The New First-Out First Lien Term Loans will bear interest at a rate per annum equal to SOFR + 3.75%, paid in cash. The New Second-Out First Lien Term Loans will bear interest at a rate per annum equal to SOFR + 4.60%, paid in cash, plus a credit spread adjustment consistent with the Existing First Lien Credit Agreement. Loans under the new revolving credit facility to be entered into in connection with the Transactions (the “New Revolving Credit Facility”) will bear interest at a rate per annum equal to SOFR + 3.75%, paid in cash. The New Second-Out First Lien A Notes will bear interest at a rate per annum equal to 6.50%, paid in cash, plus 5.00% paid in PIK interest, payable semi-annually on January 30 and July 30, commencing on July 30, 2025. The New Second-Out First Lien B Notes will bear interest at a rate equal to 5.75% per annum, payable semi-annually in cash on January 30 and July 30, commencing on July 30, 2025. The New Third-Out First Lien Notes will bear interest at a rate per annum equal to 6.00% paid in cash plus 0.75% paid in PIK interest, payable semi-annually on January 30 and July 30, commencing on July 30, 2025.

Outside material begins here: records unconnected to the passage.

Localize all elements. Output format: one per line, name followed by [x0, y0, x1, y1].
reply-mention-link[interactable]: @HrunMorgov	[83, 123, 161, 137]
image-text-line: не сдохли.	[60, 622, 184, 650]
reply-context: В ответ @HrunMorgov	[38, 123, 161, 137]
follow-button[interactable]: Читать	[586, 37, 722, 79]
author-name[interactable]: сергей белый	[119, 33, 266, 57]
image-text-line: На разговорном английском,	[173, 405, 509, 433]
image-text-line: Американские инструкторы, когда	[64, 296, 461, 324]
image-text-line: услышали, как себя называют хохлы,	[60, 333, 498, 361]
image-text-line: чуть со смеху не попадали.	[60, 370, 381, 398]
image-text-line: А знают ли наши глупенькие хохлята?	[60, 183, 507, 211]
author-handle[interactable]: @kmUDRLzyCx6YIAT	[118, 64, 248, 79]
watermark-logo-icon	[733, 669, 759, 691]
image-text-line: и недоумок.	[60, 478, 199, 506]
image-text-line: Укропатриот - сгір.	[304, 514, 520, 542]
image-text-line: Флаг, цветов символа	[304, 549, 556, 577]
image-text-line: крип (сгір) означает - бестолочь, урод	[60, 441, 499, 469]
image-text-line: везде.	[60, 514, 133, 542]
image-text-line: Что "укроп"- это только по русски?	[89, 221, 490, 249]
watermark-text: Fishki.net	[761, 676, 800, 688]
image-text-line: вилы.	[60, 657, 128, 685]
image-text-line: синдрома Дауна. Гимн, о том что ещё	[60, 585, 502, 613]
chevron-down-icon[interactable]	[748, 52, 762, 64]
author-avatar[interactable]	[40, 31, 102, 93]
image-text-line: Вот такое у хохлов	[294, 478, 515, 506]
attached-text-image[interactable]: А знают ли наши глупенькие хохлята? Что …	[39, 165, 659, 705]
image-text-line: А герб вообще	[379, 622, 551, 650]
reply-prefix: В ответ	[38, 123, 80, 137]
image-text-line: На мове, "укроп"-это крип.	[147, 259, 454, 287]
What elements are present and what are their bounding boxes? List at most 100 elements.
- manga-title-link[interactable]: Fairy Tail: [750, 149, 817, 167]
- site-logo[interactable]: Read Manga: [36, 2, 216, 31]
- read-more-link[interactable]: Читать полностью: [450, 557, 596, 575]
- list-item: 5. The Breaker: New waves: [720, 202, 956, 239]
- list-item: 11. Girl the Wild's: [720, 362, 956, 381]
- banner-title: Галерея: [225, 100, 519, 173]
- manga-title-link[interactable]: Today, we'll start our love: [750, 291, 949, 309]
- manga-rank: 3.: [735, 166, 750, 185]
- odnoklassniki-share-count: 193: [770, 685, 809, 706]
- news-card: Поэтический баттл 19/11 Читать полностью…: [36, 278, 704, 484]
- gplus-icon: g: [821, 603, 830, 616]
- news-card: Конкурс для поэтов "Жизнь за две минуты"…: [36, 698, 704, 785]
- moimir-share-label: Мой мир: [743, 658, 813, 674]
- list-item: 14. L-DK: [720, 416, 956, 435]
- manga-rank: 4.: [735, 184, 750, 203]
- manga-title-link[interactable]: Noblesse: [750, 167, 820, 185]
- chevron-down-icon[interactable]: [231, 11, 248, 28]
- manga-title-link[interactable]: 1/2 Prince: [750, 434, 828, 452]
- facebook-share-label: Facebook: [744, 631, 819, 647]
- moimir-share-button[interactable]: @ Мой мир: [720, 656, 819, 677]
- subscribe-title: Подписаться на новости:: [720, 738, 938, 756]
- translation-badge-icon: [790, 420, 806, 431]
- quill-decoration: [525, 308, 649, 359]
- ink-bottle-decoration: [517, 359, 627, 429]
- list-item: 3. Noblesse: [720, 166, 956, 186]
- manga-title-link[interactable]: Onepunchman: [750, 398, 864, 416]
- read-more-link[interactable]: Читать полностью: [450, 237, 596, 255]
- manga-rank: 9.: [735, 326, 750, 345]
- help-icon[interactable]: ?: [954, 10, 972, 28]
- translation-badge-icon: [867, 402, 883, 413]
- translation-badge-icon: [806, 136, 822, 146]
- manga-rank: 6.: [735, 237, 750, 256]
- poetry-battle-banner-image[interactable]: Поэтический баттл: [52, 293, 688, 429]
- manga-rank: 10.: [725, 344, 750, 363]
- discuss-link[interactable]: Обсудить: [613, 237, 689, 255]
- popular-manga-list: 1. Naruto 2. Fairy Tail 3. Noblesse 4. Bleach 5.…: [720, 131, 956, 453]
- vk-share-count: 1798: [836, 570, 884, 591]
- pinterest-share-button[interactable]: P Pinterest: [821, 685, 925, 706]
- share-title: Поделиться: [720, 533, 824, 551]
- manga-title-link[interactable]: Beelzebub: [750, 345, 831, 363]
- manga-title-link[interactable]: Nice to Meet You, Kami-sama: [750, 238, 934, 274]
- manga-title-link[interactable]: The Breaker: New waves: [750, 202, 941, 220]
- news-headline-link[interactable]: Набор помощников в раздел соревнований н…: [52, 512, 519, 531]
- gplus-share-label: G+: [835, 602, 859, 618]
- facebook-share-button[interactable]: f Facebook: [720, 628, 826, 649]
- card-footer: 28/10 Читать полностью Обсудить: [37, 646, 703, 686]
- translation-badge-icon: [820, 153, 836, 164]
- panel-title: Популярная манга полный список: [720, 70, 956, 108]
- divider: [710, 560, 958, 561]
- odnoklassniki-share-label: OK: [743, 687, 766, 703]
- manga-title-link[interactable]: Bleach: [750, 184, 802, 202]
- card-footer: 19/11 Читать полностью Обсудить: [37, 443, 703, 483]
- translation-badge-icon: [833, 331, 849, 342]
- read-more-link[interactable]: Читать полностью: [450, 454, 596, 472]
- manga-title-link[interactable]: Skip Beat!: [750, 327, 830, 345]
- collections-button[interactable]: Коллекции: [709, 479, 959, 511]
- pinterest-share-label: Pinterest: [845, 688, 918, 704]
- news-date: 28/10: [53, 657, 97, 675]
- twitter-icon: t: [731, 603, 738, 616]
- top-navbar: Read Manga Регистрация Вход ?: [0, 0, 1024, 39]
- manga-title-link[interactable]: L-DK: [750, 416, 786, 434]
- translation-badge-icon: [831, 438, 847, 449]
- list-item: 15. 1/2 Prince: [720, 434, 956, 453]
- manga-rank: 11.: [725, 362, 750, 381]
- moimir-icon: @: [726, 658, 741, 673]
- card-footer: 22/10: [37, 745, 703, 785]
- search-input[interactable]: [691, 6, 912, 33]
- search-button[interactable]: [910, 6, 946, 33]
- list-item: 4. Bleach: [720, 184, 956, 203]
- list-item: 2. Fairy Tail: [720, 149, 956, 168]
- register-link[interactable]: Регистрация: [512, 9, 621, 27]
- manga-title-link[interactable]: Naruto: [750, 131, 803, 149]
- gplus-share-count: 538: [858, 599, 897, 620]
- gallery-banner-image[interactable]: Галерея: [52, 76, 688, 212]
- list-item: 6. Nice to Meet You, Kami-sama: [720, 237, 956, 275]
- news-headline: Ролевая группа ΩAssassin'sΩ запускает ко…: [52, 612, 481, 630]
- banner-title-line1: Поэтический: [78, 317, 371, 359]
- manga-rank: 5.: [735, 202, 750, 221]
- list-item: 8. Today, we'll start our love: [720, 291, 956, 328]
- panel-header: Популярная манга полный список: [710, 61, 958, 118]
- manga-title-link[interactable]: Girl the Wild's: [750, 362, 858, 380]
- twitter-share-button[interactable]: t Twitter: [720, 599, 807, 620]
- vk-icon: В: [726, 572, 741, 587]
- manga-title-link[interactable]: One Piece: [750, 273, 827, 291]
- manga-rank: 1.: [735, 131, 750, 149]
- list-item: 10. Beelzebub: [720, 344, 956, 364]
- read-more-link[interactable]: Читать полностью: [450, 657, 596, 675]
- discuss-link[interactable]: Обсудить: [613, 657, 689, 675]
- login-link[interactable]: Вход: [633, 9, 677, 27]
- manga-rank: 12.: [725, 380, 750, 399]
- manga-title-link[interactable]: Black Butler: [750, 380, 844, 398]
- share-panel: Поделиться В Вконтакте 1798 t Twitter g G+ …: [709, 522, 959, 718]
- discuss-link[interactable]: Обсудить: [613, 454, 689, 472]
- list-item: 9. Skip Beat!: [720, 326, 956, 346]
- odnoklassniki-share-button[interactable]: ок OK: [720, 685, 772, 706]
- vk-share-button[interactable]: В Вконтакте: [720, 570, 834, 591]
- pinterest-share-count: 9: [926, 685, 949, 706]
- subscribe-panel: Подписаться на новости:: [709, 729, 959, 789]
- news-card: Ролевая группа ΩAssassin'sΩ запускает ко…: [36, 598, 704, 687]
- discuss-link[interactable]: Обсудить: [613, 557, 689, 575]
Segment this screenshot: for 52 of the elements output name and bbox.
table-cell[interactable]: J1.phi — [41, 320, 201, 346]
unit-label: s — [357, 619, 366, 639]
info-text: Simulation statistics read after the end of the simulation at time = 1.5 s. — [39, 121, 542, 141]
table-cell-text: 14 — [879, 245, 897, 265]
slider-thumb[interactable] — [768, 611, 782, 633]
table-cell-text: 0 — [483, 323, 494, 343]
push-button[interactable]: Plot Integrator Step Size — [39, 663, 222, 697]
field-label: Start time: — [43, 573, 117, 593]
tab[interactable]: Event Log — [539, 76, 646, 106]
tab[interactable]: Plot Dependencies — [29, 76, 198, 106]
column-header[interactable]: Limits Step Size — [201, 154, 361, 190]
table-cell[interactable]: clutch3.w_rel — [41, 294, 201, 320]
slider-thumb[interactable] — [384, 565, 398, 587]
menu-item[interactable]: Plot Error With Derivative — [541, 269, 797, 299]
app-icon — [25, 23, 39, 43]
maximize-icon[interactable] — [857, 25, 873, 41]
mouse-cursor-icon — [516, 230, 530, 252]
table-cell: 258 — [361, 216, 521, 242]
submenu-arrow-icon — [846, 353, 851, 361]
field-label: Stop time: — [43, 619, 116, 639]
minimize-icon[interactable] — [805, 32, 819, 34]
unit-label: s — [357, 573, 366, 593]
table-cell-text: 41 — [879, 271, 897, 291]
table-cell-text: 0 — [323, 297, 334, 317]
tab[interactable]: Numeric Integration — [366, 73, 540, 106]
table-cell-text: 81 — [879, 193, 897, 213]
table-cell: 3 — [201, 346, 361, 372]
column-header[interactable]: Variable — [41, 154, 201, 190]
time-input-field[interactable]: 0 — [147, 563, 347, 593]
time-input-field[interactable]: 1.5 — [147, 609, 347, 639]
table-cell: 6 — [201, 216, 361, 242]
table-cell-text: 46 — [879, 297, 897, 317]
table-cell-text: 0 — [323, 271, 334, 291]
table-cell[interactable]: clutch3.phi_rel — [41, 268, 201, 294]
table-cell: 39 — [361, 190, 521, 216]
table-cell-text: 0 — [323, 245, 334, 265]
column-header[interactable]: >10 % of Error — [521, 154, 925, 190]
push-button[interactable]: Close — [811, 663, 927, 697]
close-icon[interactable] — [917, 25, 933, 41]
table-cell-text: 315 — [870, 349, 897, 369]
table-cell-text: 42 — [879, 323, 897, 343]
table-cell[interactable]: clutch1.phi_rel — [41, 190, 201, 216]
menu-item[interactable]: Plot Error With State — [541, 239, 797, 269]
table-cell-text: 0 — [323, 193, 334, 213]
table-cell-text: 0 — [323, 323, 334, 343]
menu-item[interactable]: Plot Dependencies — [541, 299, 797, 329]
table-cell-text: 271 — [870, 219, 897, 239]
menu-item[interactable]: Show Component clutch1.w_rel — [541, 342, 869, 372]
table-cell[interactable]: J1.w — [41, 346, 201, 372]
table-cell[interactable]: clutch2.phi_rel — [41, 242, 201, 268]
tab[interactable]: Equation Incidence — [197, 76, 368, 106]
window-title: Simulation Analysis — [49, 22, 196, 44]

The New First-Out First Lien Term Loans, the New Second-Out First Lien Term Loans, the New Revolving Credit Facility, the New Second-Out First Lien Notes and the New Third-Out First Lien A Notes will be guaranteed, jointly and severally, on a first lien senior secured basis by MultiPlan, Polaris Parent LLC (“Polaris Parent”), Polaris Intermediate Corp. (“Polaris Intermediate”) and certain other direct and indirect wholly owned domestic restricted subsidiaries of MultiPlan. The New Third-Out First Lien B Notes will be guaranteed, jointly and severally, on a first lien senior secured basis by MPH and the same direct and indirect subsidiaries of MultiPlan that guarantee the New First-Out First Lien Term Loans, the New Second-Out First Lien Term Loans, the New Revolving Credit Facility, the New Second-Out First Lien Notes and the New Third-Out First Lien A Notes. The New First-Out First Lien Term Loans, the New Revolving Credit Facility and the related guarantees will be MPH’s and the guarantors’ senior secured obligations and will be senior in right of payment to MPH’s New Second-Out First Lien Term Loans, the New Notes, the Old Notes and any future subordinated indebtedness of MultiPlan or MPH, as applicable, and the guarantors, subject to certain exceptions set forth in the Offering Memorandum and the Notice and Instruction Form.